There are many lesser matters still to be decided. Committees would be assigned to work out details of currency, customs, postage, diplomatic and other policies. Foreign affairs would be under the new U.A.R. government, and embassies abroad would be merged. The U.A.R., however, may try to hang on to its three United Nations seats in much the same way that the Soviet Union controls the votes of the Ukraine and Byelorussia.

Freed Slaves. Many observers suspect that this new ship of state may go swiftly on the rocks, but few of them are in the Arab world. Twelve members of oil-rich Kuwait's 50-man legislature formally requested unity with the U.A.R. Even Nasser's traditional enemies, the monarchies of Jordan and Saudi Arabia, made efforts at reconciliation.

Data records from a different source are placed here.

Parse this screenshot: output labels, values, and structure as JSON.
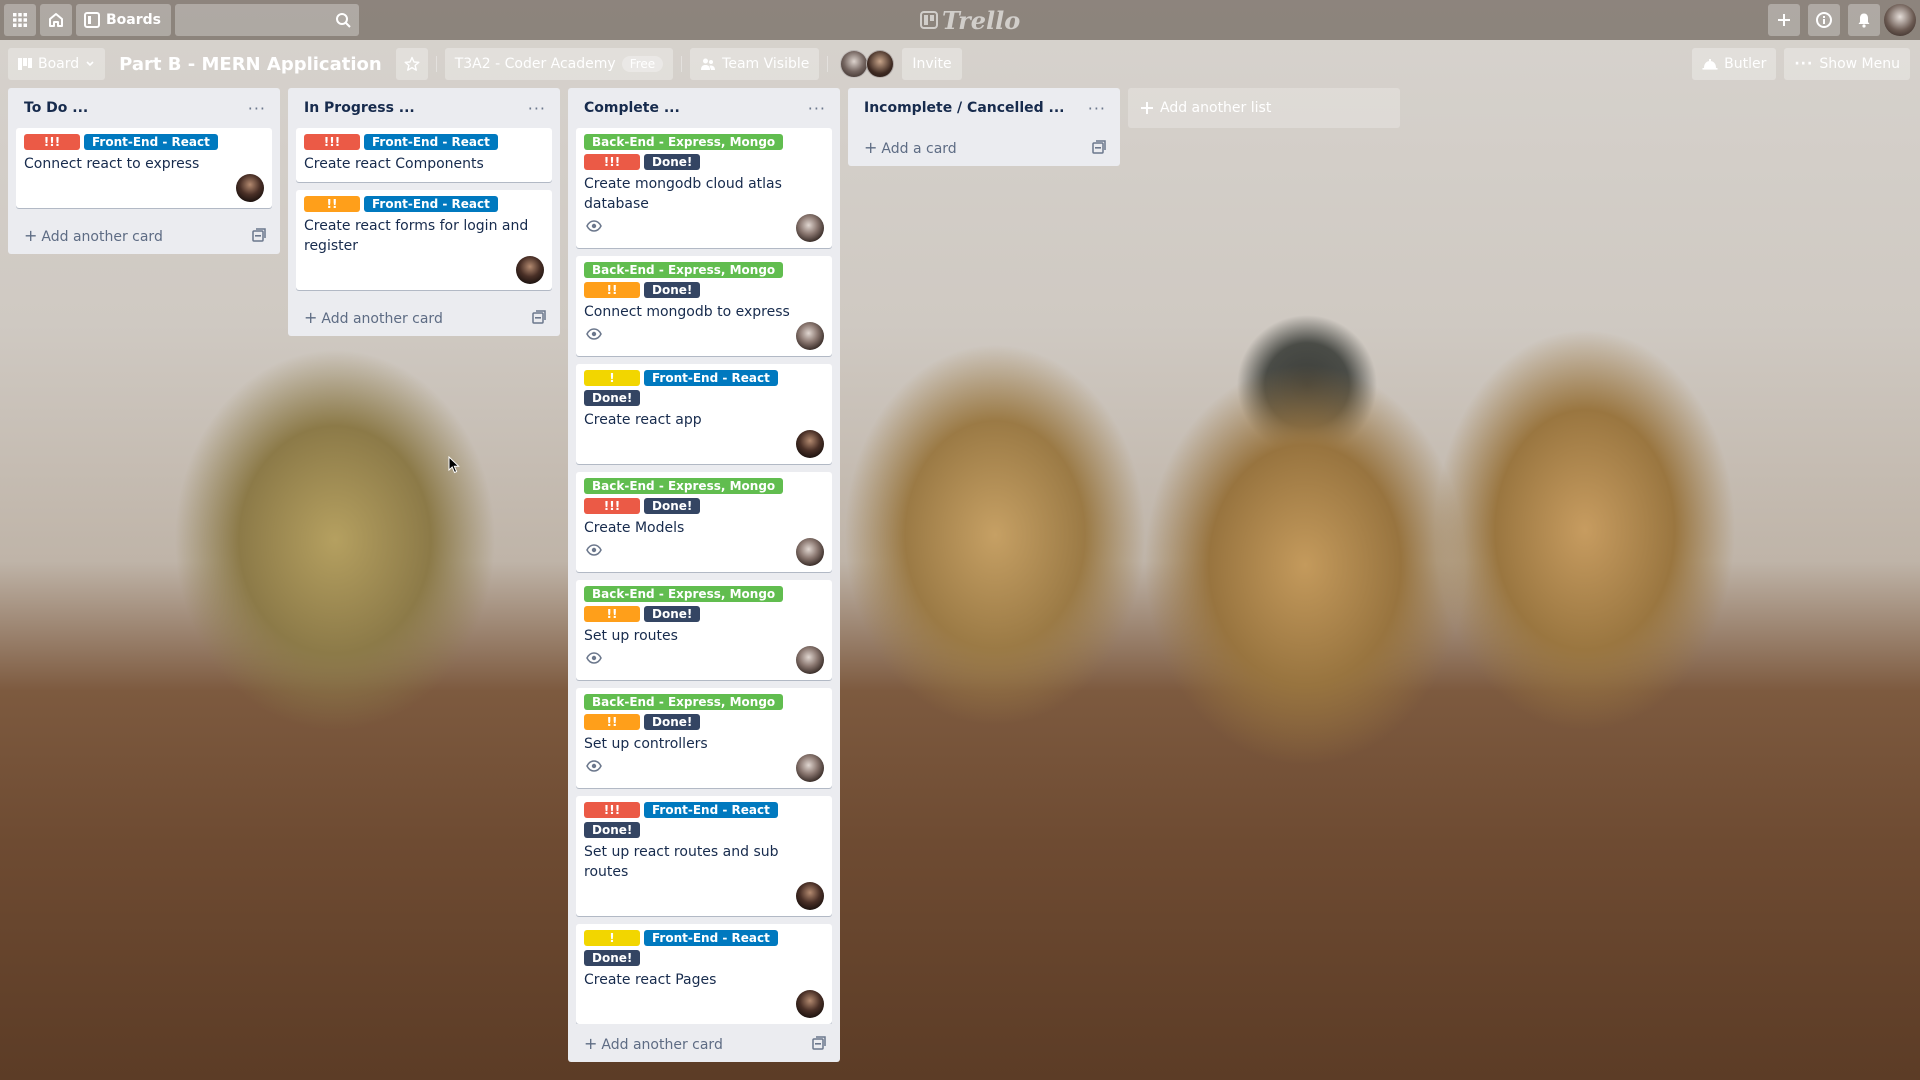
{
  "header": {
    "boards_label": "Boards",
    "search_placeholder": "",
    "logo_text": "Trello"
  },
  "board": {
    "view_label": "Board",
    "title": "Part B - MERN Application",
    "team_name": "T3A2 - Coder Academy",
    "team_badge": "Free",
    "visibility_label": "Team Visible",
    "invite_label": "Invite",
    "butler_label": "Butler",
    "show_menu_label": "Show Menu",
    "add_list_label": "Add another list"
  },
  "colors": {
    "red": "#eb5a46",
    "orange": "#ff9f1a",
    "yellow": "#f2d600",
    "green": "#61bd4f",
    "blue": "#0079bf",
    "dark": "#344563"
  },
  "lists": [
    {
      "title": "To Do ...",
      "add_label": "Add another card",
      "cards": [
        {
          "labels": [
            {
              "text": "!!!",
              "color": "red"
            },
            {
              "text": "Front-End - React",
              "color": "blue"
            }
          ],
          "title": "Connect react to express",
          "watch": false,
          "avatar": "a"
        }
      ]
    },
    {
      "title": "In Progress ...",
      "add_label": "Add another card",
      "cards": [
        {
          "labels": [
            {
              "text": "!!!",
              "color": "red"
            },
            {
              "text": "Front-End - React",
              "color": "blue"
            }
          ],
          "title": "Create react Components",
          "watch": false,
          "avatar": ""
        },
        {
          "labels": [
            {
              "text": "!!",
              "color": "orange"
            },
            {
              "text": "Front-End - React",
              "color": "blue"
            }
          ],
          "title": "Create react forms for login and register",
          "watch": false,
          "avatar": "a"
        }
      ]
    },
    {
      "title": "Complete ...",
      "add_label": "Add another card",
      "cards": [
        {
          "labels": [
            {
              "text": "Back-End - Express, Mongo",
              "color": "green"
            },
            {
              "text": "!!!",
              "color": "red"
            },
            {
              "text": "Done!",
              "color": "dark"
            }
          ],
          "title": "Create mongodb cloud atlas database",
          "watch": true,
          "avatar": "b"
        },
        {
          "labels": [
            {
              "text": "Back-End - Express, Mongo",
              "color": "green"
            },
            {
              "text": "!!",
              "color": "orange"
            },
            {
              "text": "Done!",
              "color": "dark"
            }
          ],
          "title": "Connect mongodb to express",
          "watch": true,
          "avatar": "b"
        },
        {
          "labels": [
            {
              "text": "!",
              "color": "yellow"
            },
            {
              "text": "Front-End - React",
              "color": "blue"
            },
            {
              "text": "Done!",
              "color": "dark"
            }
          ],
          "title": "Create react app",
          "watch": false,
          "avatar": "a"
        },
        {
          "labels": [
            {
              "text": "Back-End - Express, Mongo",
              "color": "green"
            },
            {
              "text": "!!!",
              "color": "red"
            },
            {
              "text": "Done!",
              "color": "dark"
            }
          ],
          "title": "Create Models",
          "watch": true,
          "avatar": "b"
        },
        {
          "labels": [
            {
              "text": "Back-End - Express, Mongo",
              "color": "green"
            },
            {
              "text": "!!",
              "color": "orange"
            },
            {
              "text": "Done!",
              "color": "dark"
            }
          ],
          "title": "Set up routes",
          "watch": true,
          "avatar": "b"
        },
        {
          "labels": [
            {
              "text": "Back-End - Express, Mongo",
              "color": "green"
            },
            {
              "text": "!!",
              "color": "orange"
            },
            {
              "text": "Done!",
              "color": "dark"
            }
          ],
          "title": "Set up controllers",
          "watch": true,
          "avatar": "b"
        },
        {
          "labels": [
            {
              "text": "!!!",
              "color": "red"
            },
            {
              "text": "Front-End - React",
              "color": "blue"
            },
            {
              "text": "Done!",
              "color": "dark"
            }
          ],
          "title": "Set up react routes and sub routes",
          "watch": false,
          "avatar": "a"
        },
        {
          "labels": [
            {
              "text": "!",
              "color": "yellow"
            },
            {
              "text": "Front-End - React",
              "color": "blue"
            },
            {
              "text": "Done!",
              "color": "dark"
            }
          ],
          "title": "Create react Pages",
          "watch": false,
          "avatar": "a"
        }
      ]
    },
    {
      "title": "Incomplete / Cancelled ...",
      "add_label": "Add a card",
      "cards": []
    }
  ]
}
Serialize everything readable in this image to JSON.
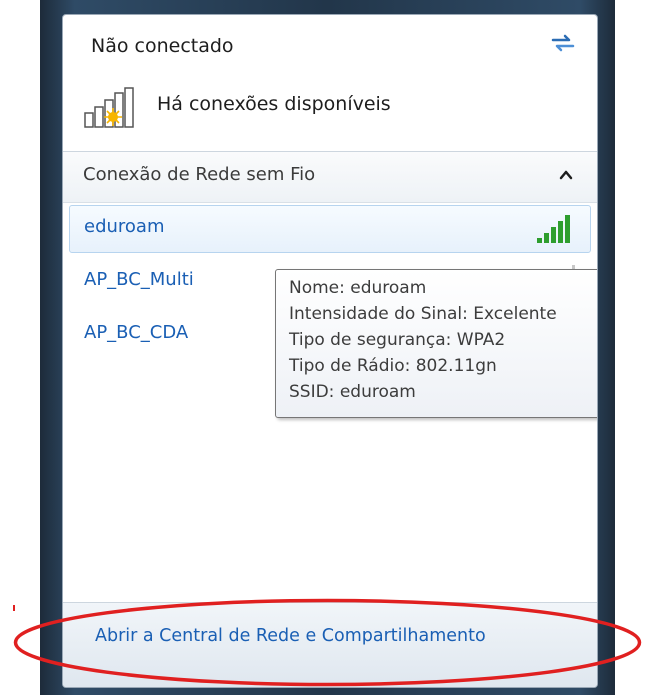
{
  "status": {
    "title": "Não conectado",
    "available_text": "Há conexões disponíveis"
  },
  "section": {
    "label": "Conexão de Rede sem Fio"
  },
  "networks": [
    {
      "name": "eduroam",
      "selected": true,
      "signal_bars": 5
    },
    {
      "name": "AP_BC_Multi",
      "selected": false
    },
    {
      "name": "AP_BC_CDA",
      "selected": false
    }
  ],
  "tooltip": {
    "lines": [
      "Nome: eduroam",
      "Intensidade do Sinal: Excelente",
      "Tipo de segurança: WPA2",
      "Tipo de Rádio: 802.11gn",
      "SSID: eduroam"
    ]
  },
  "footer": {
    "link": "Abrir a Central de Rede e Compartilhamento"
  },
  "colors": {
    "link": "#1a5fb4",
    "signal_green": "#2e9e2e",
    "annotation_red": "#e02020"
  }
}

Jordan's King Hussein discreetly let 56 Nasserite and Baathist political prisoners out of jail and sent off friendly feelers to Nasser. In Saudi Arabia, alarmed by a pro-Nasser demonstration that cost 19 lives, Premier Prince Feisal tried to modernize his regime by allotting $1,200,000 as compensation to slave owners who would free their chattels.

At week's end Cairo Radio was spreading word of a cease-fire by mutual agreement in rebellion-torn Yemen. It said that Saudi Arabia was prepared to stop supplying the royalists supporting ex-Imam Badr with money and munitions, while Nasser may withdraw a token contingent of his 28,000-man Egyptian expeditionary force by April 20. Though Nasser's broadcasters are not the most reliable sources in the world, things may well come to this, for without doubt Jordan and Saudi Arabia--and all other Arabs--are becoming increasingly anxious to avoid angering Nasser.